C'est le refrain de Highway to Hell, d'AC/DC, qui me réveille brutalement à six heures quinze. Grognant de mécontentement, je tourne la tête pour arrêter la sonnerie de mon portable. Il m'informe que nous sommes le lundi neuf février.

Les événements de samedi – le rituel qui s'est mal terminé, la visite au cimetière avec ces enfoirés d'Anthony Greenlight et de Maximilian Daniels, les engueulades avec Mark puis, pour finir en beauté, ma peinture du parquet avec tripes et boyaux inclus – me reviennent en mémoire. Mes côtes et mon visage ne se sont pas encore remis de ma confrontation avec les deux abrutis.

Cette nuit, j'ai rêvé du moment où j'ai supplié Mark, prosterné devant lui, front collé au sol, de me garder avec lui. J'en frémis encore. C'est à partir de là qu'a commencé ma nouvelle vie. Lorsqu'il a officiellement accepté de me prendre sous son aile.

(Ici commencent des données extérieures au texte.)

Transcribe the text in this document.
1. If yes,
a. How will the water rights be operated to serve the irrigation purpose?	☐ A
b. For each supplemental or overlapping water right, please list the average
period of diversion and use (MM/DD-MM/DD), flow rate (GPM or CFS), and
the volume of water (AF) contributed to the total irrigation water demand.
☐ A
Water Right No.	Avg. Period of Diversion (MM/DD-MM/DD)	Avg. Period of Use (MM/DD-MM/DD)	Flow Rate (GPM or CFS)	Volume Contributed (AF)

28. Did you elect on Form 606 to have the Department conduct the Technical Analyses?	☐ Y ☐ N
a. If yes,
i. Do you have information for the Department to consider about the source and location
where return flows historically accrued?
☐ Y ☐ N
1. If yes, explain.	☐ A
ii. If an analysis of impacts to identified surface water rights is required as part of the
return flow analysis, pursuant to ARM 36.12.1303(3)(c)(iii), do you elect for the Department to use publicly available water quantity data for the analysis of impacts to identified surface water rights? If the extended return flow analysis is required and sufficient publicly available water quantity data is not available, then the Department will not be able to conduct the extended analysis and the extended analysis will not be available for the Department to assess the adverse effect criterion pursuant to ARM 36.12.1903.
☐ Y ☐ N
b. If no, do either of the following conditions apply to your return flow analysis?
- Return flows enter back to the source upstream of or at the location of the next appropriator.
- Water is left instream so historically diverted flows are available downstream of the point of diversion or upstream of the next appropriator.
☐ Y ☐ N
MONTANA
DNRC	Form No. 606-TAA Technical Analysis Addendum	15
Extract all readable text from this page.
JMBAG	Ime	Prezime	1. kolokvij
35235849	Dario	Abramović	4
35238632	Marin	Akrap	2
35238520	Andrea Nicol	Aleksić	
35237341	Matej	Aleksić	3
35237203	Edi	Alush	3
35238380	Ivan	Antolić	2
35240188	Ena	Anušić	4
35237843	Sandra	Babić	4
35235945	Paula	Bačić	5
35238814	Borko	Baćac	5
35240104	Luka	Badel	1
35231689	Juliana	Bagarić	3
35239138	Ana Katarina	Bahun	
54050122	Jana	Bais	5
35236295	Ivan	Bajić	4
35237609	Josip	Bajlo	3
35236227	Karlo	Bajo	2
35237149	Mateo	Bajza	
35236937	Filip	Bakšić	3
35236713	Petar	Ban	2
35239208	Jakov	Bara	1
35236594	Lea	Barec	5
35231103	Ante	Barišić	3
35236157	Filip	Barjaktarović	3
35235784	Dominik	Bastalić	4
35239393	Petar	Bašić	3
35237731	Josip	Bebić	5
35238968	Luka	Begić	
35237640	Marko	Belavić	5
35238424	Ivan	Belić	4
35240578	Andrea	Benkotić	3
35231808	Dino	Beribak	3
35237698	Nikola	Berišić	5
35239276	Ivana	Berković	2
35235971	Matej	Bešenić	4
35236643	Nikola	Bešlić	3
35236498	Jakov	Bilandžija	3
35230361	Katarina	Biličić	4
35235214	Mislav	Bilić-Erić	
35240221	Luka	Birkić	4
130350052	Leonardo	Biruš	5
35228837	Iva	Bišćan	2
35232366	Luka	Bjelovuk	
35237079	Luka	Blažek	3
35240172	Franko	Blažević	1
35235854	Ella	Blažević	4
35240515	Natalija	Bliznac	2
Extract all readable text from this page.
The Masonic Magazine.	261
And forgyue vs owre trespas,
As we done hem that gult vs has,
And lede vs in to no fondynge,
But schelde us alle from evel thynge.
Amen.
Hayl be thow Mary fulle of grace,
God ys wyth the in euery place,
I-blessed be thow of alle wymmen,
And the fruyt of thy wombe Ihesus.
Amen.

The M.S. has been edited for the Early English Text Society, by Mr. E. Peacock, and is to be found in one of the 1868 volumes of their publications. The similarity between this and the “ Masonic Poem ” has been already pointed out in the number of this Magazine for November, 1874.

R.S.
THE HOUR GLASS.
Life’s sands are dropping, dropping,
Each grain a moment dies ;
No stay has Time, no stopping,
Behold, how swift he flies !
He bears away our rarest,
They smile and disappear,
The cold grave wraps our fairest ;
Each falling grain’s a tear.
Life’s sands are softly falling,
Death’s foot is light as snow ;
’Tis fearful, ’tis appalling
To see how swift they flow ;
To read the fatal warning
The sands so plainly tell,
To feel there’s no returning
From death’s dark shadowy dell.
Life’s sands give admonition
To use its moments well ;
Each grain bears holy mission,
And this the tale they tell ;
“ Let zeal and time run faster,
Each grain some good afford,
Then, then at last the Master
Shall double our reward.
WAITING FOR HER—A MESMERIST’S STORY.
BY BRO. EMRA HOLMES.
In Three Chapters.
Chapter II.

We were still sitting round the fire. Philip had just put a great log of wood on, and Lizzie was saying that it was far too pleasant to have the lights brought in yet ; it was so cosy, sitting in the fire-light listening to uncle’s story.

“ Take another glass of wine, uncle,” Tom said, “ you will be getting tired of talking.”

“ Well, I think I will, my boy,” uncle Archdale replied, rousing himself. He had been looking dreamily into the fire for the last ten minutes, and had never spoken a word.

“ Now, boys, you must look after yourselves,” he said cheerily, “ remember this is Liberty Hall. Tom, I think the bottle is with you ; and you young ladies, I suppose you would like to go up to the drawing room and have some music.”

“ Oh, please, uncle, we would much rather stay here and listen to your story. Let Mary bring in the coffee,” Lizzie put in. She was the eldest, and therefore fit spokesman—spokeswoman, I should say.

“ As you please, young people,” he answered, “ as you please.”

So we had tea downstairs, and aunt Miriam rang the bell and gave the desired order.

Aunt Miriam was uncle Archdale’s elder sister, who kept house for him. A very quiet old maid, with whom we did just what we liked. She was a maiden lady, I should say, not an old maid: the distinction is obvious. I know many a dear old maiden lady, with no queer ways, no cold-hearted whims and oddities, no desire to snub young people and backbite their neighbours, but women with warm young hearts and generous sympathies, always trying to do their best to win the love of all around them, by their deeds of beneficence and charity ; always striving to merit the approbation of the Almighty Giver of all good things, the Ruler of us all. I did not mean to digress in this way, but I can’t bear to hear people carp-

J'ai vite fait de prendre ma douche. Le miroir me renvoie une sale tête, mais je préfère me dire qu'il est sale, usé, et qu'il s'est levé du pied gauche, plutôt que c'est vraiment moi que je voie. Des mèches noires me tombent sur le front ; mes cheveux sont trop longs. Mes pommettes sont encore éraflées et j'ai de vilains cernes.

J'enfile un t-shirt noir tout simple, un jeans gris et je descends à la cuisine chiper deux barres de céréales et une brique de jus de fruit.

– Pas trop mal dormi ? lance Mark depuis son bureau.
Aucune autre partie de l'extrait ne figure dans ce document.